March 5, 2004 at 9:01 am
I know people have posted about transaction log physical sizes,
backing them up, shrinking them and all that other stuff...
My question seems to be more related to what I think is strange behavior that I'm hoping someone will clear up for me...
If I take an brand new log file (just attached the database) 1 MB in size and create a simple looping SQL statement that Inserts 10000 records into a single table, the log file physical size remains 1 meg and the usage size is approx 700k.
Now if I generate another loop that deletes those records, or perform a delete table that cleans the whole table, the transaction log explodes to somewhere around 30 Megs in both physical and actual usage size.
Ok...So here's the really funny part if I perform another loop that inserts another 10000 records, the log file shrinks back to under 1 meg in physical and usage size.

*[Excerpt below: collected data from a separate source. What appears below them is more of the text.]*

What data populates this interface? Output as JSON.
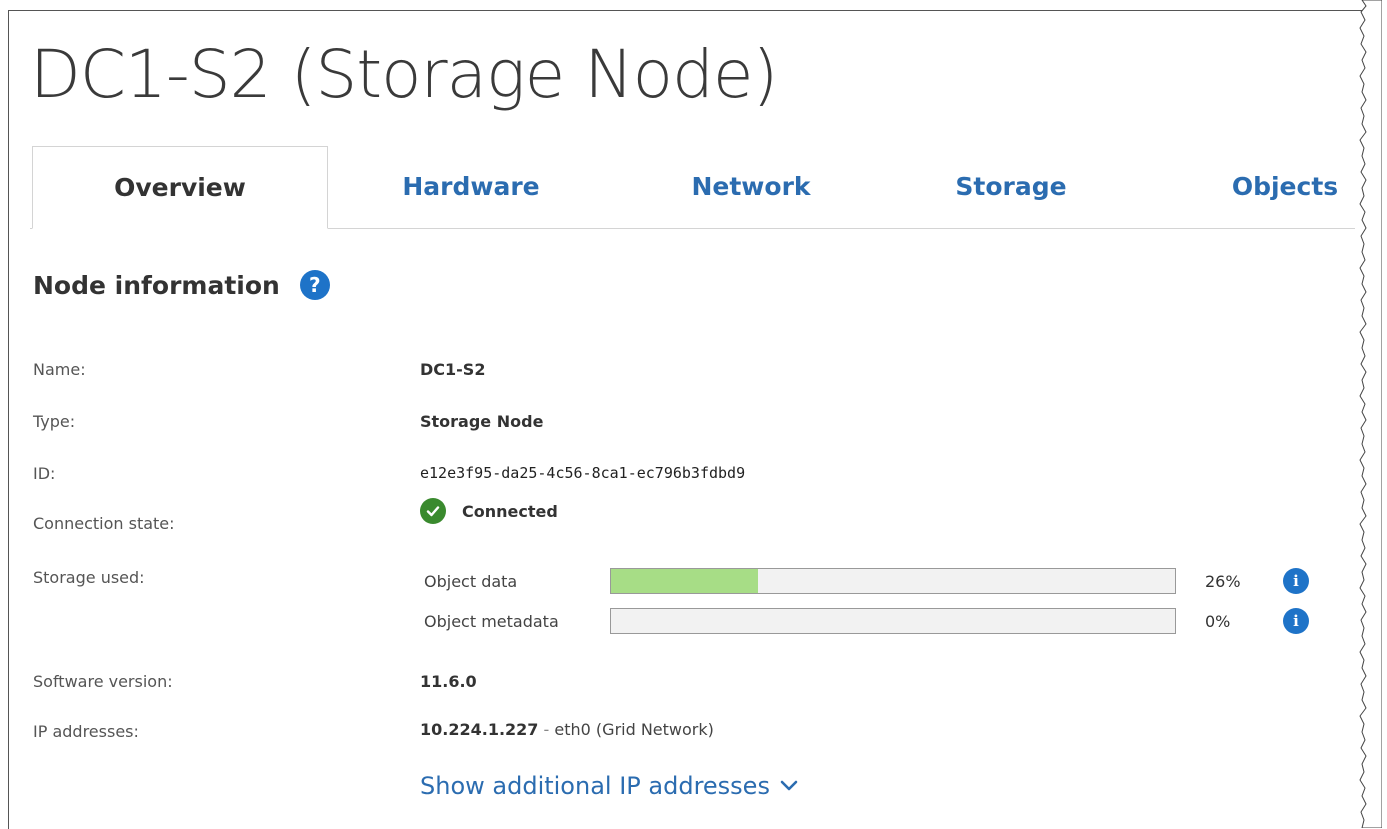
{
  "page": {
    "title": "DC1-S2 (Storage Node)"
  },
  "tabs": [
    {
      "label": "Overview",
      "active": true
    },
    {
      "label": "Hardware",
      "active": false
    },
    {
      "label": "Network",
      "active": false
    },
    {
      "label": "Storage",
      "active": false
    },
    {
      "label": "Objects",
      "active": false
    }
  ],
  "node_info": {
    "section_title": "Node information",
    "help_icon": "question-circle-icon",
    "name_label": "Name:",
    "name_value": "DC1-S2",
    "type_label": "Type:",
    "type_value": "Storage Node",
    "id_label": "ID:",
    "id_value": "e12e3f95-da25-4c56-8ca1-ec796b3fdbd9",
    "connection_label": "Connection state:",
    "connection_value": "Connected",
    "connection_icon": "check-circle-icon",
    "storage_label": "Storage used:",
    "storage": [
      {
        "label": "Object data",
        "percent_text": "26%",
        "percent": 26
      },
      {
        "label": "Object metadata",
        "percent_text": "0%",
        "percent": 0
      }
    ],
    "software_label": "Software version:",
    "software_value": "11.6.0",
    "ip_label": "IP addresses:",
    "ip_address": "10.224.1.227",
    "ip_separator": "-",
    "ip_interface": "eth0 (Grid Network)",
    "show_more_label": "Show additional IP addresses"
  },
  "colors": {
    "accent": "#2b6cb0",
    "info_blue": "#1e73c8",
    "success_green": "#3a8a2e",
    "bar_fill": "#a7dd86"
  }
}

Question #1: Why on earth is it doing that?
Question #2: Am I losing the delete information within the log file?
Question #3: If I try to perform a backup and shrink of the logfile after performing the delete on the table, i cannot get the logfile to shrink in physical size. Based on everything that I've read, I expected not to be able to do this, but what on earth is going on with SQL that would shrink the physical size of the log file like I mentioned above that I can't do myself?
March 5, 2004 at 12:22 pm
I have noticed similar behavior from the log, and noticed that when the log reaches 70 percent full it will automatically shrink when I am inserting. I discovered that, even though I set the DB to full recovery mode, SQL treats it like simple recovery, performing automatic checkpoints. After the first full backup is performed, SQL stops the "simple" treatment. I don't know if you are experiencing the same thing, but it certainly sounds like it.
The strange behavior stopped on my DB once I made the first full backup.